As I tell my American Civilization to 1865 students, Cincinnati becomes a ground zero of sorts for the building of steamboats after a group of American Revolutionary war vets headed over the Appalachians toward the place we now call Ohio. But steamboats are not enough in shallow water. I recall now Avenia White, an enslaved woman, complaining about the “lowness” of the river in letters to Rice Ballard, her former master. She was writing in later summer and early fall of 1838 when work was hard to find because so few people and products were coming into town. There was an obvious drought, lowering the Ohio.
If a black woman was working in one of two available occupations largely available to her in the the antebellum period – prostitution or domestic work – she was indeed having a hard time when the river was low in a port town. No one is in hotels and boarding houses so the landlords there don’t need her. Neither do the people running brothels.

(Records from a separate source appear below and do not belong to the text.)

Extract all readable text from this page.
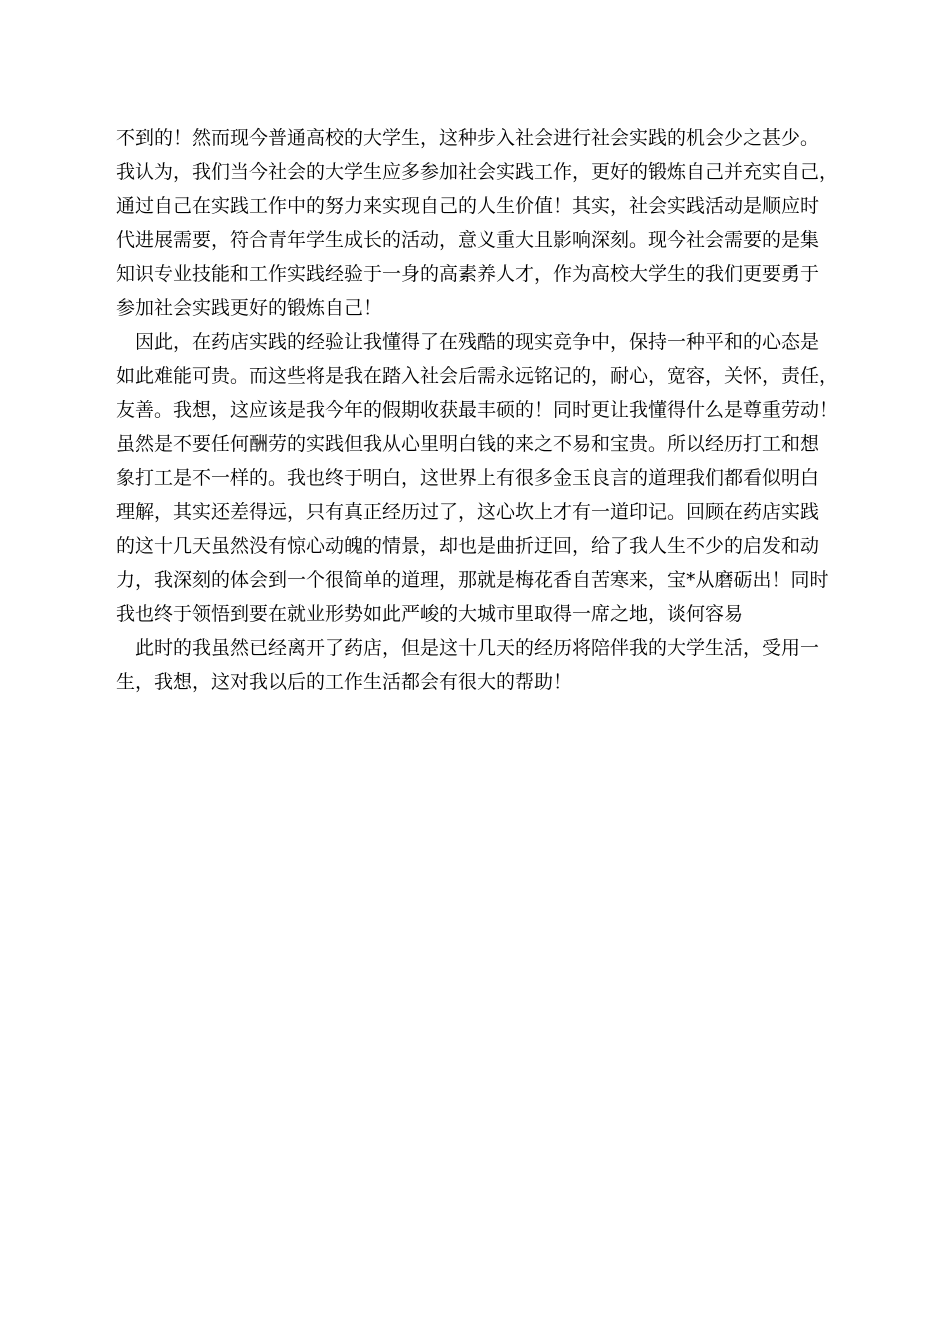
不到的！然而现今普通高校的大学生，这种步入社会进行社会实践的机会少之甚少。
我认为，我们当今社会的大学生应多参加社会实践工作，更好的锻炼自己并充实自己，
通过自己在实践工作中的努力来实现自己的人生价值！其实，社会实践活动是顺应时
代进展需要，符合青年学生成长的活动，意义重大且影响深刻。现今社会需要的是集
知识专业技能和工作实践经验于一身的高素养人才，作为高校大学生的我们更要勇于
参加社会实践更好的锻炼自己！
因此，在药店实践的经验让我懂得了在残酷的现实竞争中，保持一种平和的心态是
如此难能可贵。而这些将是我在踏入社会后需永远铭记的，耐心，宽容，关怀，责任，
友善。我想，这应该是我今年的假期收获最丰硕的！同时更让我懂得什么是尊重劳动！
虽然是不要任何酬劳的实践但我从心里明白钱的来之不易和宝贵。所以经历打工和想
象打工是不一样的。我也终于明白，这世界上有很多金玉良言的道理我们都看似明白
理解，其实还差得远，只有真正经历过了，这心坎上才有一道印记。回顾在药店实践
的这十几天虽然没有惊心动魄的情景，却也是曲折迂回，给了我人生不少的启发和动
力，我深刻的体会到一个很简单的道理，那就是梅花香自苦寒来，宝*从磨砺出！同时
我也终于领悟到要在就业形势如此严峻的大城市里取得一席之地，谈何容易
此时的我虽然已经离开了药店，但是这十几天的经历将陪伴我的大学生活，受用一
生，我想，这对我以后的工作生活都会有很大的帮助！
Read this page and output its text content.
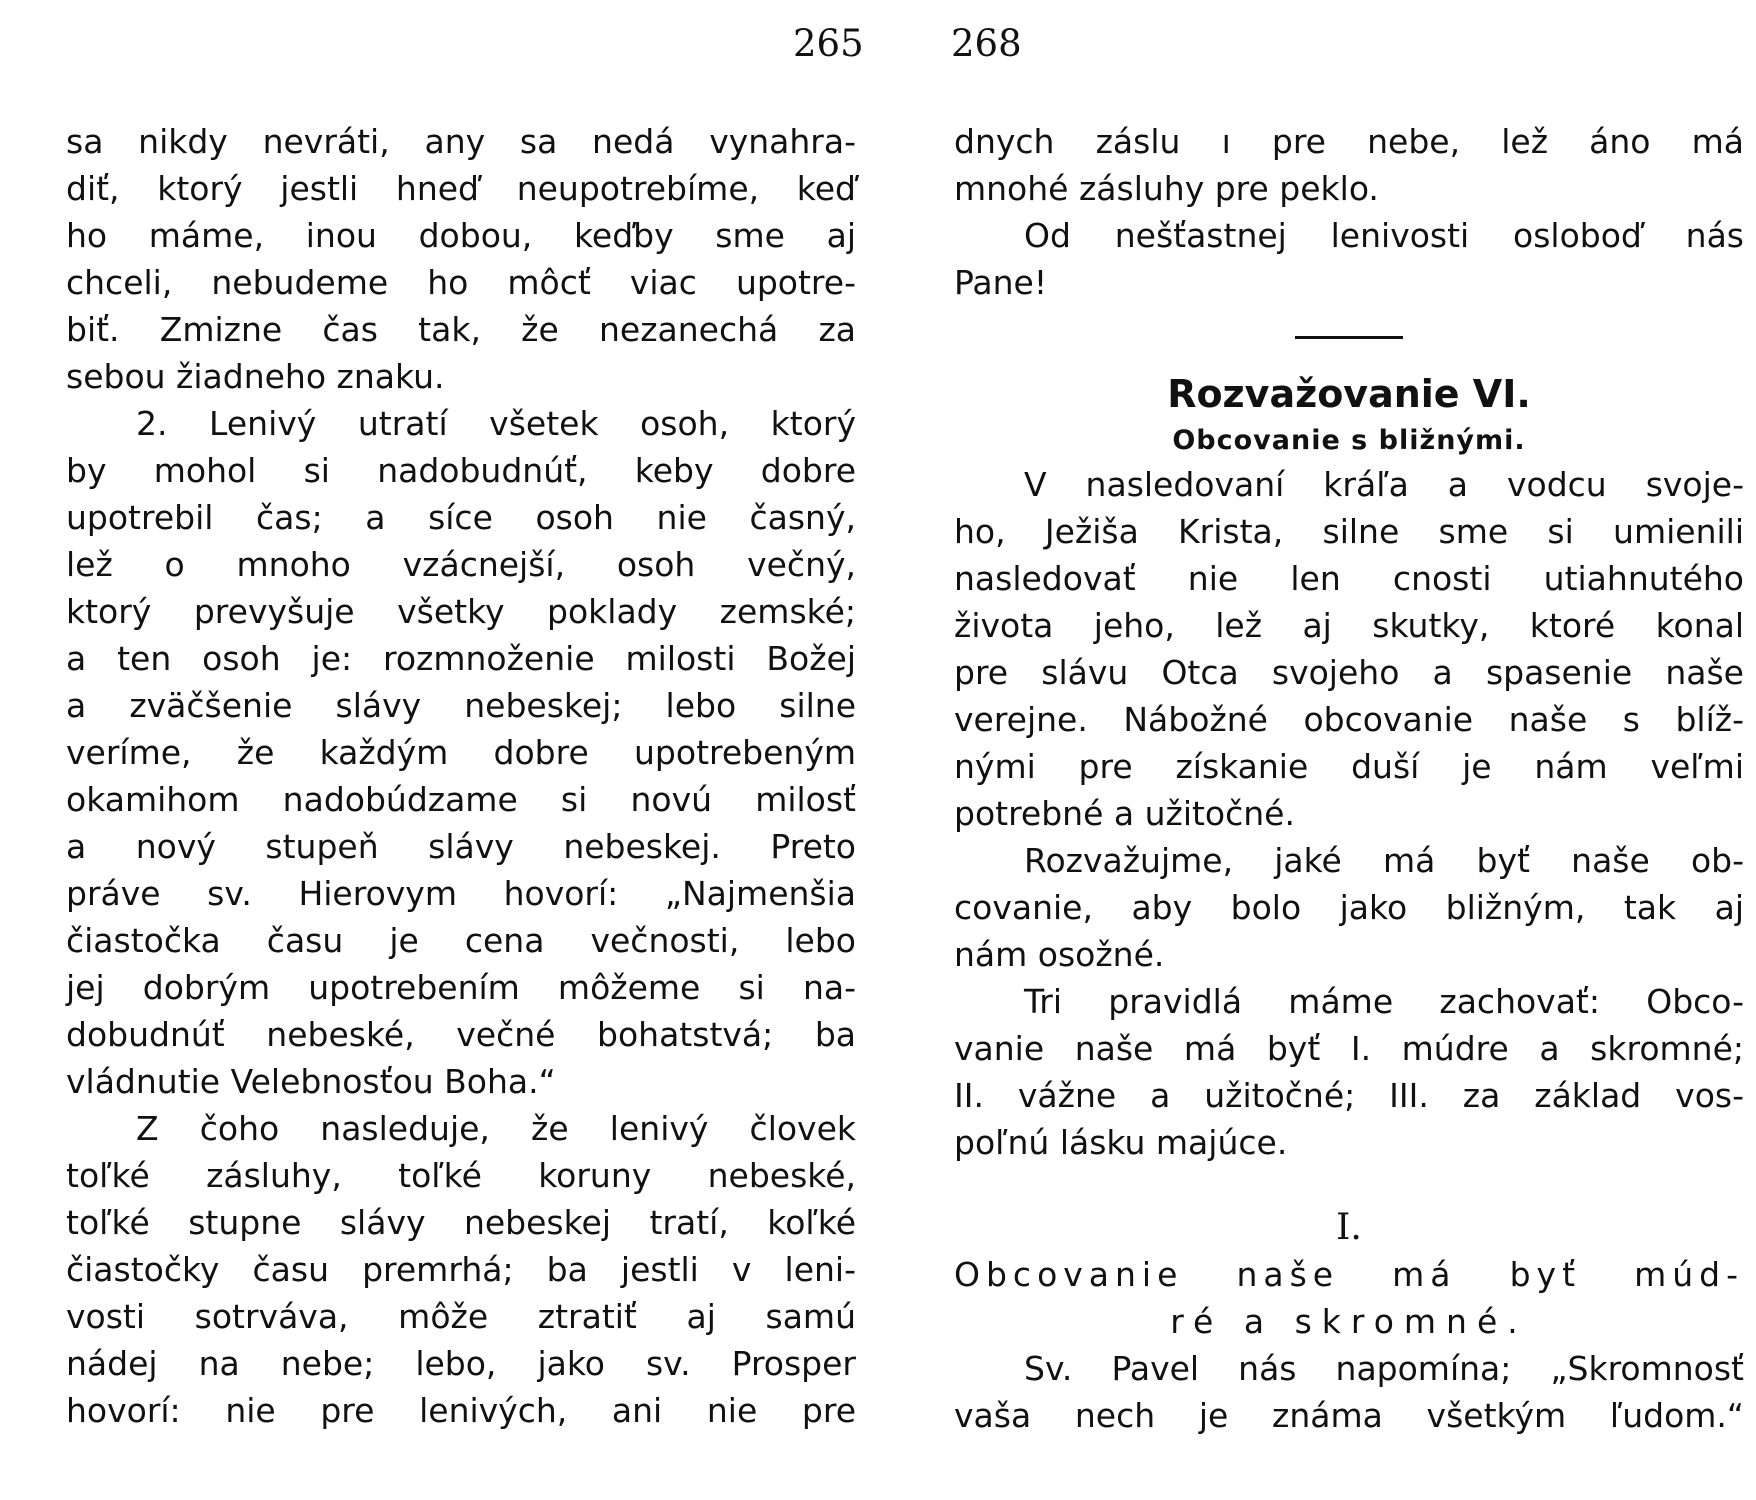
265
sa nikdy nevráti, any sa nedá vynahra-
diť, ktorý jestli hneď neupotrebíme, keď
ho máme, inou dobou, keďby sme aj
chceli, nebudeme ho môcť viac upotre-
biť. Zmizne čas tak, že nezanechá za
sebou žiadneho znaku.
2. Lenivý utratí všetek osoh, ktorý
by mohol si nadobudnúť, keby dobre
upotrebil čas; a síce osoh nie časný,
lež o mnoho vzácnejší, osoh večný,
ktorý prevyšuje všetky poklady zemské;
a ten osoh je: rozmnoženie milosti Božej
a zväčšenie slávy nebeskej; lebo silne
veríme, že každým dobre upotrebeným
okamihom nadobúdzame si novú milosť
a nový stupeň slávy nebeskej. Preto
práve sv. Hierovym hovorí: „Najmenšia
čiastočka času je cena večnosti, lebo
jej dobrým upotrebením môžeme si na-
dobudnúť nebeské, večné bohatstvá; ba
vládnutie Velebnosťou Boha.“
Z čoho nasleduje, že lenivý človek
toľké zásluhy, toľké koruny nebeské,
toľké stupne slávy nebeskej tratí, koľké
čiastočky času premrhá; ba jestli v leni-
vosti sotrváva, môže ztratiť aj samú
nádej na nebe; lebo, jako sv. Prosper
hovorí: nie pre lenivých, ani nie pre
268
dnych záslu ı pre nebe, lež áno má
mnohé zásluhy pre peklo.
Od nešťastnej lenivosti osloboď nás
Pane!
Rozvažovanie VI.
Obcovanie s bližnými.
V nasledovaní kráľa a vodcu svoje-
ho, Ježiša Krista, silne sme si umienili
nasledovať nie len cnosti utiahnutého
života jeho, lež aj skutky, ktoré konal
pre slávu Otca svojeho a spasenie naše
verejne. Nábožné obcovanie naše s blíž-
nými pre získanie duší je nám veľmi
potrebné a užitočné.
Rozvažujme, jaké má byť naše ob-
covanie, aby bolo jako bližným, tak aj
nám osožné.
Tri pravidlá máme zachovať: Obco-
vanie naše má byť I. múdre a skromné;
II. vážne a užitočné; III. za základ vos-
poľnú lásku majúce.
I.
Obcovanie naše má byť múd-
ré a skromné.
Sv. Pavel nás napomína; „Skromnosť
vaša nech je známa všetkým ľudom.“
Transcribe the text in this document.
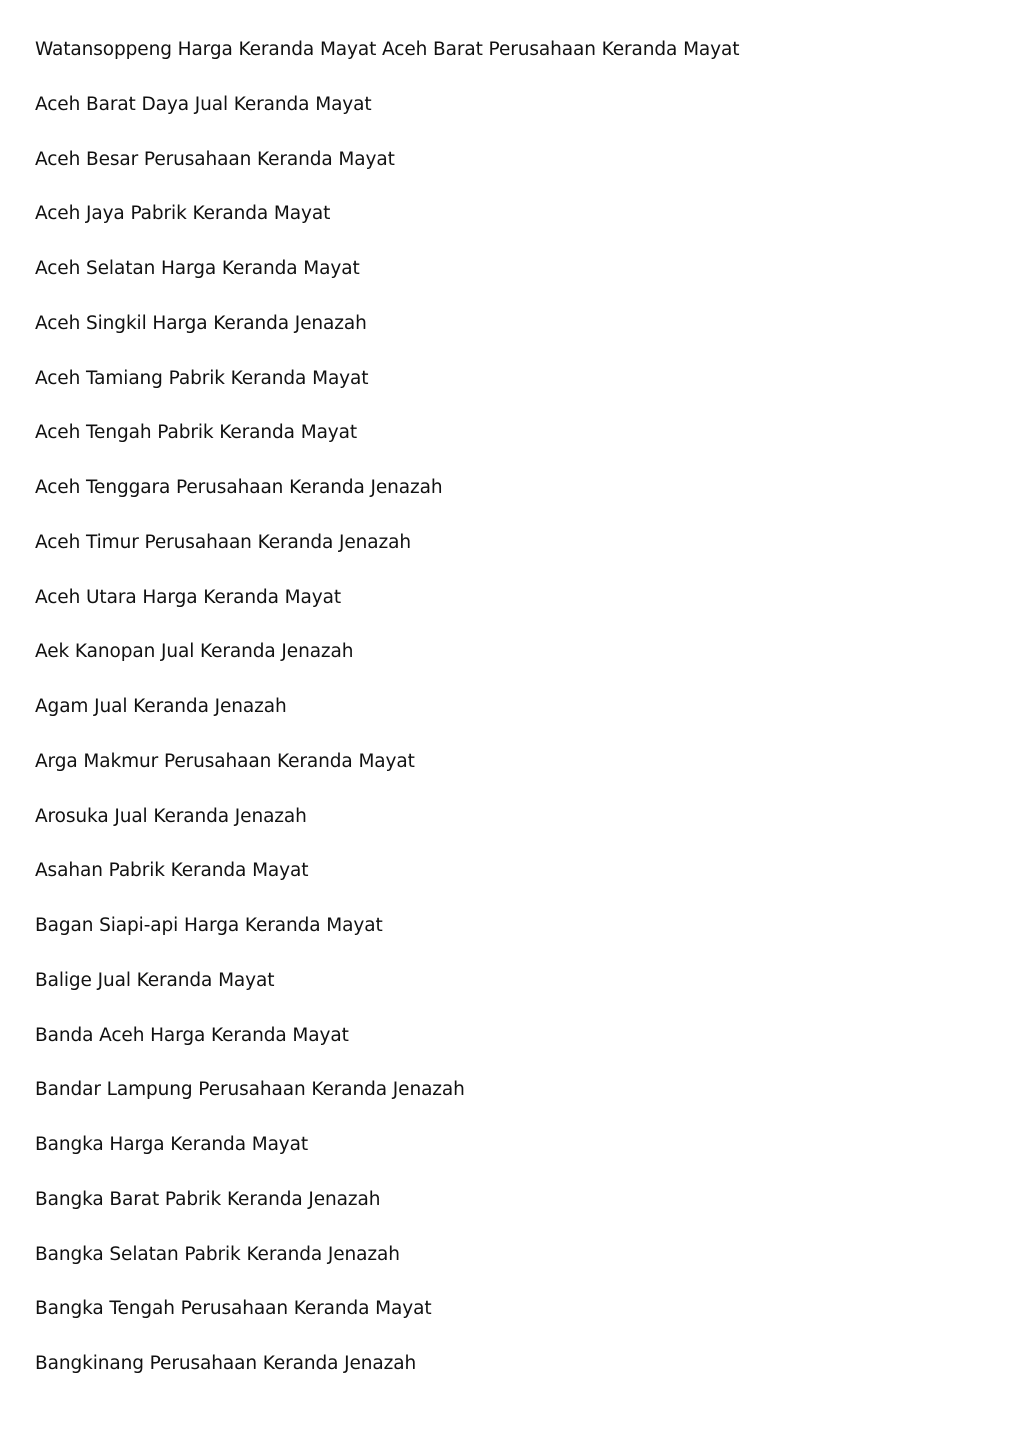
Watansoppeng Harga Keranda Mayat Aceh Barat Perusahaan Keranda Mayat
Aceh Barat Daya Jual Keranda Mayat
Aceh Besar Perusahaan Keranda Mayat
Aceh Jaya Pabrik Keranda Mayat
Aceh Selatan Harga Keranda Mayat
Aceh Singkil Harga Keranda Jenazah
Aceh Tamiang Pabrik Keranda Mayat
Aceh Tengah Pabrik Keranda Mayat
Aceh Tenggara Perusahaan Keranda Jenazah
Aceh Timur Perusahaan Keranda Jenazah
Aceh Utara Harga Keranda Mayat
Aek Kanopan Jual Keranda Jenazah
Agam Jual Keranda Jenazah
Arga Makmur Perusahaan Keranda Mayat
Arosuka Jual Keranda Jenazah
Asahan Pabrik Keranda Mayat
Bagan Siapi-api Harga Keranda Mayat
Balige Jual Keranda Mayat
Banda Aceh Harga Keranda Mayat
Bandar Lampung Perusahaan Keranda Jenazah
Bangka Harga Keranda Mayat
Bangka Barat Pabrik Keranda Jenazah
Bangka Selatan Pabrik Keranda Jenazah
Bangka Tengah Perusahaan Keranda Mayat
Bangkinang Perusahaan Keranda Jenazah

It is interesting how attention to what the water permits us to do and not do unveils all kinds of stories about how power is constantly in flux. Even the most powerful must find ways to stay powerful. The lowly must do the same. Yes, their destitute state is not always an absolute.
Nature is sometimes a friend. Often it is not.
There are so many entry points to next week’s lesson. How will it all come together? Will the students see via Hunter’s writing how the pre-Columbian Mississippian Indians they should have learned a bit about found the inland waterways more than sufficient to accomplish the tasks before them?
Will they see how things got a bit more complicated in a “civilizing” America where manners were necessary as hierarchies manifested (the newly monied acted in more refine ways to distinguish themselves from those beneath and even above them. i.e. “I’m moving on up“).
And even this is a messy story. Eliza Potter, the mixed race hairdresser recalled in her 1859 memoir the newly freed woman who, upon having her first enslaved person, became quite the crude taskmasker. This freedwoman evidently did it in view of Potter who she had assumed would be an impartial onlooker given her own free state.
That was not the case. Or was it? Potter, like the white English travel writer Frances Trollope, told everybody’s business and while preaching about the need for restraint in a crude “western” world, she might be seen as a pretty complex person herself needing to restrain on her own self from time to time. By the way, neither was woman was unfamiliar with steamers as a good deal of their memoirs concern their travels through the western world. Even Chief Joseph Vann, the part-Cherokee man we earlier studied using Tiya Miles’ scholarship, owned a steamer.
What all do we do with these characters who force us to rethink some of the most basic ideas we had concerning what power looked like with the horrors of slavery in the backdrop? That’s the most urgent question of this course and one some of the students are getting very good at answering. I have appreciated watching how some of them are working harder on both their writing and reading as I do not give quizzes in an upper level class to gauge reading. I do give reflections that better help me see how people digested what they should have read and taken the time to sort through. There are few wrong answers. There may be missed opportunities to see what’s at stake. There may be opportunities, too, to better organize one’s thoughts. Back-reading helps.
More than anything, progress is the name of the game. I have seen it in this class and it makes me smile.
This is a lot through which to sort, something I do while reading on this gray day in T-town before watching the Tide take on Tennessee. My alma mater, the University of Miami, has a bye week.
PS The last two photos above are of the Black Warrior River and of the Atlantic. The latter was taken during a visit to see my mother earlier this year in South Florida.
PSS I am determined to learn how to make a paper boat. As we break for the Fall Semester, we may walk down to the Black Warrior River and if I get it right, I will place mine in a little creek leading to that waterway and think about those early watermen and this issue of water and power.